G.D. Gearino, Staff Writer
In the end, Debra Sergent's tattoos didn't do her any good, at least not health-wise. But that was never the point.
She wasn't so deluded as to think that three tattoos inked into her chemotherapy-ravaged skull could somehow defeat cancer. They can't, of course. Cancer will always win that face-off, and proved it last week. Sergent's disease finally got her. She died Jan. 25 at age 51.
Sergent was a highly visible figure in downtown Raleigh, where she worked as child support enforcement agent for Wake County. It's hard to overlook a short, plump woman with a shaved head. It's absolutely impossible to overlook a short, plump woman with a shaved head covered with tattoos.
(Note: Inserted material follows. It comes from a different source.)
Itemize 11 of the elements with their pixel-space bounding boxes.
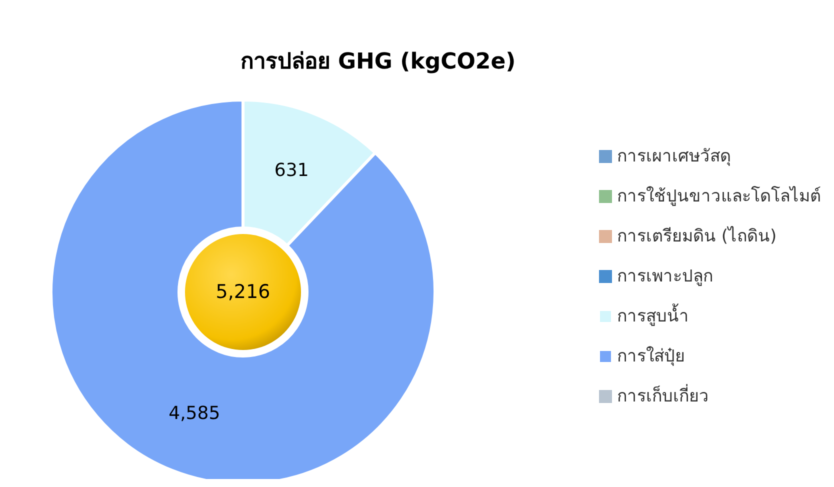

Over one ear was a tattoo portraying a Jamaican sunset. Over the other ear was a moon-and-clouds combo. On the back of Sergent's head was the literal and figurative centerpiece: a big, black crab, whose legs reached for her ears and claws for the top of the skull.
Oh, it was eye-catching. When you spotted Sergent for the first time, you surely stared. Then when you got back to the office, or returned home, you told somebody about her: "You wouldn't believe this person I saw today ...."
But the thing you couldn't have known was that the big tattoo had a subtle significance. Sergent, born in July, had a crab as her astrological sign. She was a Cancer with cancer.
When she told me that last year, after we first met, I thought it was bravado. I learned last week that it was just Debra.
One of the people who spoke at Sergent's funeral described her as "a free spirit." Another called her "a character." Yet another referred to Sergent's "feistiness." A pair of buddies stood together in front of the mourners to talk about their friend. One of them declared Sergent to be a "wild child." The other said, "I hope there's a statute of limitations on some of the things we did in college."
Her husband, Don Sergent, told several hilarious tales about his late wife. (And let me say, as an article of faith, that most funerals benefit from a few moments of raucous laughter.) For instance, he described the night years ago when Sergent -- who clearly knew how to have a good time -- got huffy with him when he confiscated her car keys after deciding she shouldn't drive. Sergent's response, he said, was to "lock herself in the car and blow the horn all night."
You could take that girl's keys away, but she was gonna let you hear about it.
All this put Sergent's shaven head and her trio of tattoos in a different light. It wasn't an act of defiance to her lung cancer so much as it was a totally characteristic act of defiance against convention. As Sergent's friends and family made clear at her funeral, she'd lived her life the way she wanted, public opinion be damned. You have to admire that.
Sergent's son, an eloquent young man named Corwyn, also spoke. He confessed that during the hour in which people offered recollections about his mother, he'd learned much about her he'd never known. "There was more to her than the little things that drove me nuts," he said.
Now you also know a little more about that plump, bald woman with the tattooed head who you'll never see downtown again.